On a toutefois l'impression que ce récit exprime aussi la fondation souhaitée d'une nouvelle ère, sur quelque chose de plus familier et de plus compréhensible par les gouvernés que l'artificialité des théogonies brahmaniques. Qu'une histoire de neak ta établisse la légitimité d'une nouvelle dynastie, cela met au moins en harmonie les histoires fondatrices du pouvoir et de l'espace social royal ( la ville royale, le nokor), d'autre part.

Cela manifeste la conclusion d'une nouvelle alliance entre la royauté et les ancêtres, authentiques protecteurs de srok khmers, d'une nouvelle alliance entre le souverain du nokor et les habitants des srok. Ainsi , "devin", le pouvoir royal devient-il paternaliste, et d'un paternalisme qui sera fortement teinté de bénévolence bouddhique. (Cependant, l'origine des souverains angkoriens n'a jamais été " divine" - il en va d'ailleurs de même pour les souverains indiens puisque, selon les lois de Manu, le premier souverain fut élu par les humains divisés entre eux, pour mettre de l'ordre dans la société - et la dynastie angkorienne s'est toujours réclamée d'un double couple d'ancêtres originels, Kambu-Méra et Kaundiya-nâgi Somâ.)

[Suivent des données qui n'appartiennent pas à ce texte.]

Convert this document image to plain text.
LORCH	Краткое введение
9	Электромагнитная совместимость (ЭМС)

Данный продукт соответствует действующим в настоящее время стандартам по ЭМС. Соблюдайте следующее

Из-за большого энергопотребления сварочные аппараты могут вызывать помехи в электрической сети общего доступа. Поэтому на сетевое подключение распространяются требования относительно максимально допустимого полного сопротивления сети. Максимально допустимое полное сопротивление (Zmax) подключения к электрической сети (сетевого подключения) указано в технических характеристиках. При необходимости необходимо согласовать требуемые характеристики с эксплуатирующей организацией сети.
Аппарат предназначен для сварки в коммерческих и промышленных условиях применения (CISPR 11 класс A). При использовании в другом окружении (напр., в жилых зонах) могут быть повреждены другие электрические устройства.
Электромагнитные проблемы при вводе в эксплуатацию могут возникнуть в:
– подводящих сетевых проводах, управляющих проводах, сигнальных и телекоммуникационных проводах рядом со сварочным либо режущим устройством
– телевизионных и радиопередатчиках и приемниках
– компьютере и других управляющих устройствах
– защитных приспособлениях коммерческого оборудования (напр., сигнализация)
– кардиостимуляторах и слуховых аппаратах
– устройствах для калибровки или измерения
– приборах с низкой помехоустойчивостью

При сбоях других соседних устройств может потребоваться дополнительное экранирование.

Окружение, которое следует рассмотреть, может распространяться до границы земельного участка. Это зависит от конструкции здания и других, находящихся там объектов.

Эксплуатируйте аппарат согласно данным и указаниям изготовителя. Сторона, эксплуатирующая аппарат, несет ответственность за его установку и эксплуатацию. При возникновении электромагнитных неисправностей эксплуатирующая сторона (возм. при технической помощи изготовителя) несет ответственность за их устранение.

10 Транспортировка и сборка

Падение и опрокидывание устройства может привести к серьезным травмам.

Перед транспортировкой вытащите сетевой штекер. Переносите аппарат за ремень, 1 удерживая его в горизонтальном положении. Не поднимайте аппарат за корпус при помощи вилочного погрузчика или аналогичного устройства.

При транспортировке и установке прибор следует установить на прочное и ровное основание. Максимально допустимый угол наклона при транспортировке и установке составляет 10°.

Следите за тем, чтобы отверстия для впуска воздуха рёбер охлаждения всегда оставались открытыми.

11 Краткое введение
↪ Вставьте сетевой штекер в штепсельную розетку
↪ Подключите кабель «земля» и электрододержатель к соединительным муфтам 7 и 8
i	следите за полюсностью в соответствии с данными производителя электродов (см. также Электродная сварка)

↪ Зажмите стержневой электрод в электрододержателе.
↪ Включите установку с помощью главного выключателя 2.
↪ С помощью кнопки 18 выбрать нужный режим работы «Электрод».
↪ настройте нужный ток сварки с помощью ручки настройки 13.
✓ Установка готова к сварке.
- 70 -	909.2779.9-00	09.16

La période poste Angkorienne est aussi celle du déplacement, dans les années 1440, du centre du royaume de la région nord-est du Grand Lac, vers le sud. Un tel déplacement a dû être plus qu'un simple transfert de capitale et de cour, et se traduire par d'importants mouvements de population, par la mise en valeur, dans le sud du pays, de nouvelle terres et par la création, là, de nouveaux srok. Il se peut que de tels mouvements n'aient pas été pour rien dans la vitalisation, ou la revitalisation de la figure des ancêtres défricheurs. Et il est légitime de se demander si l'histoire du défricheur Trâ Sâk Phâème, ancêtre de la dynastie, n'a pas servi à accompagner, sinon à encourager une sorte de colonisation de nouvelles terres; ou, au moins, si son succès ne provient pas de ce qu'elle reflète une geste vraiment vécue, après l'abandon d'Angkor, par beaucoup de simples gens.

Retenons enfin un principe qui apparaît métaphoriquement dans le récit de l'homme aux concombres et sur lequel je reviendrai : un souverain n'a pas le droit de pénétrer dans un champ, c'est-à-dire dans un srok , protégé par un neak ta , sous peine d'être condamné par sa propre loi... Il y a peut-être là l'expression d'une lassitude envers un interventionnisme excessif du souverain angkorien dans la vie des paysans; et l'expression d'un engagement des souverains de la nouvelle dynastie à ne pas toucher, quant à eux, à un ordre établi et toujours garanti par les ancêtres des srok, et à s'en tenir, donc, à un principe de non-intervention autoritaire dans ceux-ci.